Tackling Federated Unlearning as a Parameter Estimation Problem
Antonio Balordi , Lorenzo Manini , Fabio Stella , Alessio Merlo
Published on arXiv
2508.19065
Membership Inference Attack
OWASP ML Top 10 — ML04
Key Finding
Achieves MIA success near random chance and ~0.9 normalized accuracy relative to full retraining, while also neutralizing targeted backdoor attacks as a secondary benefit.
Privacy regulations require the erasure of data from deep learning models. This is a significant challenge that is amplified in Federated Learning, where data remains on clients, making full retraining or coordinated updates often infeasible. This work introduces an efficient Federated Unlearning framework based on information theory, modeling leakage as a parameter estimation problem. Our method uses second-order Hessian information to identify and selectively reset only the parameters most sensitive to the data being forgotten, followed by minimal federated retraining. This model-agnostic approach supports categorical and client unlearning without requiring server access to raw client data after initial information aggregation. Evaluations on benchmark datasets demonstrate strong privacy (MIA success near random, categorical knowledge erased) and high performance (Normalized Accuracy against re-trained benchmarks of $\approx$ 0.9), while aiming for increased efficiency over complete retraining. Furthermore, in a targeted backdoor attack scenario, our framework effectively neutralizes the malicious trigger, restoring model integrity.
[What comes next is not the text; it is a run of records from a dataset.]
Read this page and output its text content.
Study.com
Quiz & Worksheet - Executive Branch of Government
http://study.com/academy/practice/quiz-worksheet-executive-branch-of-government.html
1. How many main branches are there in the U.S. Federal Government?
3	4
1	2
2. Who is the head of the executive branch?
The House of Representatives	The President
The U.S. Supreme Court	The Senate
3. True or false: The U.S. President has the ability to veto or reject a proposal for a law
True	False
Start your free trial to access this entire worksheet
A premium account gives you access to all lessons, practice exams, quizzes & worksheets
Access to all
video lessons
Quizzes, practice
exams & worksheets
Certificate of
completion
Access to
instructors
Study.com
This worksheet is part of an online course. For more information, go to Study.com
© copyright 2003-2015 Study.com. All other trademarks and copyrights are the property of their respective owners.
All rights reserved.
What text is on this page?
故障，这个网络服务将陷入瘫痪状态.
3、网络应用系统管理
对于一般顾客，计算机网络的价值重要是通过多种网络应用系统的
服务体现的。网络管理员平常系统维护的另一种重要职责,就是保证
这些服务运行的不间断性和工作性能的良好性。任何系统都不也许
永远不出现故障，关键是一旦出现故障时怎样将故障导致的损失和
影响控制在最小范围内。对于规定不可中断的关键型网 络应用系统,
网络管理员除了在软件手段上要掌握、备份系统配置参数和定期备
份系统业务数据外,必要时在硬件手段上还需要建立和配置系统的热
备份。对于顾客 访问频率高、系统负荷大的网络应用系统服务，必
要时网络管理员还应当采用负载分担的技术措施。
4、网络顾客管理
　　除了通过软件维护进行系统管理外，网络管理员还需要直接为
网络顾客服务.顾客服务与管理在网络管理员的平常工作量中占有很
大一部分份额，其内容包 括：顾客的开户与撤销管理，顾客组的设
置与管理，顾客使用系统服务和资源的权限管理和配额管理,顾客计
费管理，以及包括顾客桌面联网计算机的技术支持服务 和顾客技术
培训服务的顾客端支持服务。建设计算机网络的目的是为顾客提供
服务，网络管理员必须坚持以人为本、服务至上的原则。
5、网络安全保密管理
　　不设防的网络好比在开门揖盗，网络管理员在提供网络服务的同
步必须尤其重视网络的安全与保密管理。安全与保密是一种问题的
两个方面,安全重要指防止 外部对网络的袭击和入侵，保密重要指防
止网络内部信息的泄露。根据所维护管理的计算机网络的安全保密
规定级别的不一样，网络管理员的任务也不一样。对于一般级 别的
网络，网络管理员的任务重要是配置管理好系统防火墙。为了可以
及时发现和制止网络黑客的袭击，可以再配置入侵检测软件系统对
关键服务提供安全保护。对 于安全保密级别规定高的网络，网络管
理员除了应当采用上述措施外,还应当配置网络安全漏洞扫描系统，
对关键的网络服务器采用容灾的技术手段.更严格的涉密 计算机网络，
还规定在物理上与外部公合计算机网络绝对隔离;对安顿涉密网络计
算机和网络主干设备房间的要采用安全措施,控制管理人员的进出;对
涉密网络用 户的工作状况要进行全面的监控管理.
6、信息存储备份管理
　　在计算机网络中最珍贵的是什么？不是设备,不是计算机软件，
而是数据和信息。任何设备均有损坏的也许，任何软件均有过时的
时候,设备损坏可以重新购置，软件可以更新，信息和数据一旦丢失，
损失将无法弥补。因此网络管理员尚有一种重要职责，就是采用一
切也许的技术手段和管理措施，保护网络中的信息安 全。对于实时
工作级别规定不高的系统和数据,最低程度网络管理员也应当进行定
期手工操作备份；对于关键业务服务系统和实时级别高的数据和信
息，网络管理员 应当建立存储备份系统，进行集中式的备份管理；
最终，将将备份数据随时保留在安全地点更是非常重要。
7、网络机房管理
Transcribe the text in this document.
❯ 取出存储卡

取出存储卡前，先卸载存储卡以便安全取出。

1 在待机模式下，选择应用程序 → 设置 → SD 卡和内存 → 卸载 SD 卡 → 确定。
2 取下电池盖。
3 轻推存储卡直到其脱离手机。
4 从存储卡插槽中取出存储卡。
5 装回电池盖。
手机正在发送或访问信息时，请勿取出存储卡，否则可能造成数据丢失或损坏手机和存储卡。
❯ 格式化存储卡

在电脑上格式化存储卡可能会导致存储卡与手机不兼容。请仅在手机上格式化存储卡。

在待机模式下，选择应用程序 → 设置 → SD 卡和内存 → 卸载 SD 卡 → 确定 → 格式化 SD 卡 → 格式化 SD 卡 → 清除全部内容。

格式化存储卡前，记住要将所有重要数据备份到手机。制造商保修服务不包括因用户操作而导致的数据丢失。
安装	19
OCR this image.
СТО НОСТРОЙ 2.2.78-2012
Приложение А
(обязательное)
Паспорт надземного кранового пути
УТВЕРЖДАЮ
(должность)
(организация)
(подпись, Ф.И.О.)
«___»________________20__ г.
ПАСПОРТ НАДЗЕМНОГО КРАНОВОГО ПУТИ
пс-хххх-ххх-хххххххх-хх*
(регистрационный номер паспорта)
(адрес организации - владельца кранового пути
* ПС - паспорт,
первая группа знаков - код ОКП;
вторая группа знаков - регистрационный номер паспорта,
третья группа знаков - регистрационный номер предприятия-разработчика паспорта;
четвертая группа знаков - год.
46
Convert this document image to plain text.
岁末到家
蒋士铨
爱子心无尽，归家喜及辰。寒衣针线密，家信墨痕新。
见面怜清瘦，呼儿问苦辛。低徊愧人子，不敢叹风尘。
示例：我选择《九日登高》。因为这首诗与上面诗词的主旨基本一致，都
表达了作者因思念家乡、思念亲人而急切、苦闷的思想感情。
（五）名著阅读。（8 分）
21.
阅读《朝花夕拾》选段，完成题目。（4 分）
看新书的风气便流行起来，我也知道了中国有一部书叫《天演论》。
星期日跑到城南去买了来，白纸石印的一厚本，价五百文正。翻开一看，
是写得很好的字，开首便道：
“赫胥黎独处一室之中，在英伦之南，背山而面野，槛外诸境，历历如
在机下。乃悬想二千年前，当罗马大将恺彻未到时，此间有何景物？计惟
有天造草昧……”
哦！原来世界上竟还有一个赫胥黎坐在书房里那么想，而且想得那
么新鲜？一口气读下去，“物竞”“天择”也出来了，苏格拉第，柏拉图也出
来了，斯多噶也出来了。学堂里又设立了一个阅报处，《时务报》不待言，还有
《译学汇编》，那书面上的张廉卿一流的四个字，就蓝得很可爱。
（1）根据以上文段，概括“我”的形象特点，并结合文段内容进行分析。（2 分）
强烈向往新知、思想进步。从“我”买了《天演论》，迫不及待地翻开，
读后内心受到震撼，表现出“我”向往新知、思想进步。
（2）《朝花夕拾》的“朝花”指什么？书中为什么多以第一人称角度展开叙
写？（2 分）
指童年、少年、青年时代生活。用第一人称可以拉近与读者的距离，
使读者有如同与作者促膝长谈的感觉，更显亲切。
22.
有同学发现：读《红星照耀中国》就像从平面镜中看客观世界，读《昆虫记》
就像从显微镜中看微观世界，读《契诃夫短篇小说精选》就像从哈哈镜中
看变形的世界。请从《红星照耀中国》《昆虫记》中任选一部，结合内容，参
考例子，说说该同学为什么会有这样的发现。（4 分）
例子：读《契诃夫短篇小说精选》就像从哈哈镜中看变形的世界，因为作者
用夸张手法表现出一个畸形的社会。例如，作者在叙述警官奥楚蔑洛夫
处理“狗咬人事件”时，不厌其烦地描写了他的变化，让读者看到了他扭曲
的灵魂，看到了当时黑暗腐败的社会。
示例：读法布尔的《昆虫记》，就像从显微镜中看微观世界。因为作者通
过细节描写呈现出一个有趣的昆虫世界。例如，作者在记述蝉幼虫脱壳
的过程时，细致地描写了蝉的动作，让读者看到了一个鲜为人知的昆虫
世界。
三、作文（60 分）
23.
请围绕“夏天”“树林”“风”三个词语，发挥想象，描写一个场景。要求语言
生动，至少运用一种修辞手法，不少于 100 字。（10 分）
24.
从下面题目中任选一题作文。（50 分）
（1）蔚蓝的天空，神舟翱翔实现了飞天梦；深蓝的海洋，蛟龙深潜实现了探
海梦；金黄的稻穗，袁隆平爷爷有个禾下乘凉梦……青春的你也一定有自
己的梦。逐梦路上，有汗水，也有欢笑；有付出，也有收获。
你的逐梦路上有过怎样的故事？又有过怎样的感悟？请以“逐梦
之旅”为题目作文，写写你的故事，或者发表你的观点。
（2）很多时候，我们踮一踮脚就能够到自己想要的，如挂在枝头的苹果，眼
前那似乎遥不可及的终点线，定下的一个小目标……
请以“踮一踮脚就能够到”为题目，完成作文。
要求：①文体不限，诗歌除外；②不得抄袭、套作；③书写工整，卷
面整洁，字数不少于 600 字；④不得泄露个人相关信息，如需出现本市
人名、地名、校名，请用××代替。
This offers a practical solution for data forgetting in FL.
Key Contributions
- Information-theoretic federated unlearning framework that models data leakage as a parameter estimation problem using second-order Hessian information
- Selective parameter resetting targeting only the parameters most sensitive to forgotten data, followed by minimal federated retraining — avoiding full model retrain
- Demonstrated effectiveness for both categorical and client unlearning, with MIA success near random and ~0.9 normalized accuracy vs. retrained baseline; also shown to neutralize targeted backdoor triggers
🛡️ Threat Analysis
The paper's security evaluation centers on membership inference attack (MIA) success rate as the primary privacy metric, demonstrating the unlearning method reduces MIA success to near-random chance — directly targeting the MIA threat model for unlearned data points.